The obtained results confirm that standard Wi-Fi technology can provide reliable communication for distributed structural health monitoring while offering the flexibility, scalability, and ease of deployment required for practical engineering applications. The proposed architecture therefore represents a cost-effective alternative to proprietary monitoring systems and can be adapted to other domains requiring distributed environmental or infrastructure monitoring through appropriate modification of the sensing layer.
The principal scientific contribution of this work is the development and experimental validation of a distributed Wi-Fi-based structural health monitoring architecture together with a communication strategy that enables reliable integration of heterogeneous sensing modules within a unified monitoring platform. Future research will focus on long-term field validation, optimization of synchronization and communication strategies, implementation of enhanced cybersecurity mechanisms, and evaluation of network performance under large-scale deployment conditions.
The proposed distributed Wi-Fi-based monitoring platform establishes a foundation for the further development of scalable structural health monitoring systems. Future research will focus on extending both the communication capabilities and the practical applicability of the proposed architecture.
One of the primary directions will be large-scale field deployment involving a substantially greater number of distributed sensor nodes installed on real engineering structures, including bridges, multi-storey buildings, and industrial facilities. Such experiments will enable comprehensive evaluation of communication reliability, network scalability, synchronization stability, and energy consumption under long-term operating conditions and varying environmental influences.

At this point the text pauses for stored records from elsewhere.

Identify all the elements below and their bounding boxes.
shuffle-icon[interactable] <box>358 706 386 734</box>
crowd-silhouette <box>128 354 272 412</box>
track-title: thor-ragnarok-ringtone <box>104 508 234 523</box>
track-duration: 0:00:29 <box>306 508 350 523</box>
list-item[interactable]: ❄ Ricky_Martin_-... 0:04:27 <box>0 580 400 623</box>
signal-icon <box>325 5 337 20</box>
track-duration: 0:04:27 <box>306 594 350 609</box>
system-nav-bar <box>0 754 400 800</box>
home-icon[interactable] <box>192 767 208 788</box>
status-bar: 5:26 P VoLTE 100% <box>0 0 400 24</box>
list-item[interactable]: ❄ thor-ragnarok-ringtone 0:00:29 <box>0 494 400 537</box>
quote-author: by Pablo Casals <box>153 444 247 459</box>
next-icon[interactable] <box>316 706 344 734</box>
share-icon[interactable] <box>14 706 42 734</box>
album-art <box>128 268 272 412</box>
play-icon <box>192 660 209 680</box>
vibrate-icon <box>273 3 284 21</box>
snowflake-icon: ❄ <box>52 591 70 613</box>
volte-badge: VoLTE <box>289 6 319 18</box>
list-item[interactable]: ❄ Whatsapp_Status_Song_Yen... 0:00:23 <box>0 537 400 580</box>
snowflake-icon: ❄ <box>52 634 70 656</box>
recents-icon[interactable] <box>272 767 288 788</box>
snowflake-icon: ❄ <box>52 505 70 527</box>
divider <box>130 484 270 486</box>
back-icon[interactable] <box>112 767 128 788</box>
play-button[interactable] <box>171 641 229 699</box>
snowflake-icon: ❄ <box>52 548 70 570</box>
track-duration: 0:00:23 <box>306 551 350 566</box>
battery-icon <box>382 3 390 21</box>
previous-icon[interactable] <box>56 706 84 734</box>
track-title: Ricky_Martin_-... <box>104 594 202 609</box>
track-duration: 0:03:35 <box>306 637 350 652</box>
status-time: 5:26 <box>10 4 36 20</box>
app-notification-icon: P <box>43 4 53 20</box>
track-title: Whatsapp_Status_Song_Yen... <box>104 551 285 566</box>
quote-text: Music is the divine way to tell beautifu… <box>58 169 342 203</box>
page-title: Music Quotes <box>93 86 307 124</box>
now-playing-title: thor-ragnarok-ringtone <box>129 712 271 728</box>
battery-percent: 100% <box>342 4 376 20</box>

Another important research direction is the integration of additional sensing technologies. Future versions of the system will incorporate strain gauges, vibration sensors, tilt sensors, fiber Bragg grating (FBG) sensors, GNSS receivers, and other specialized structural monitoring devices, thereby extending the range of measurable structural parameters and improving diagnostic capabilities.
Further development will also address the integration of the proposed platform with Building Information Modeling (BIM), Digital Twin technologies, and cloud-based monitoring services to support real-time visualization, centralized data management, and decision support throughout the entire lifecycle of engineering structures.
Finally, future research will focus on the application of artificial intelligence and machine learning techniques for automated anomaly detection, damage classification, prediction of structural degradation, and remaining service life estimation. The combination of distributed wireless sensing and intelligent data analysis is expected to transform the proposed system from a monitoring platform into a predictive structural health management framework capable of supporting maintenance planning and risk-informed decision making.
From a practical perspective, the proposed distributed monitoring platform can be applied to long-term monitoring of bridges, buildings, industrial facilities, and other civil engineering structures where reliable wireless communication and scalable sensor deployment are required. Nevertheless, large-scale validation under real operating conditions and further optimization of energy efficiency and intelligent data processing remain important challenges that will be addressed in future research.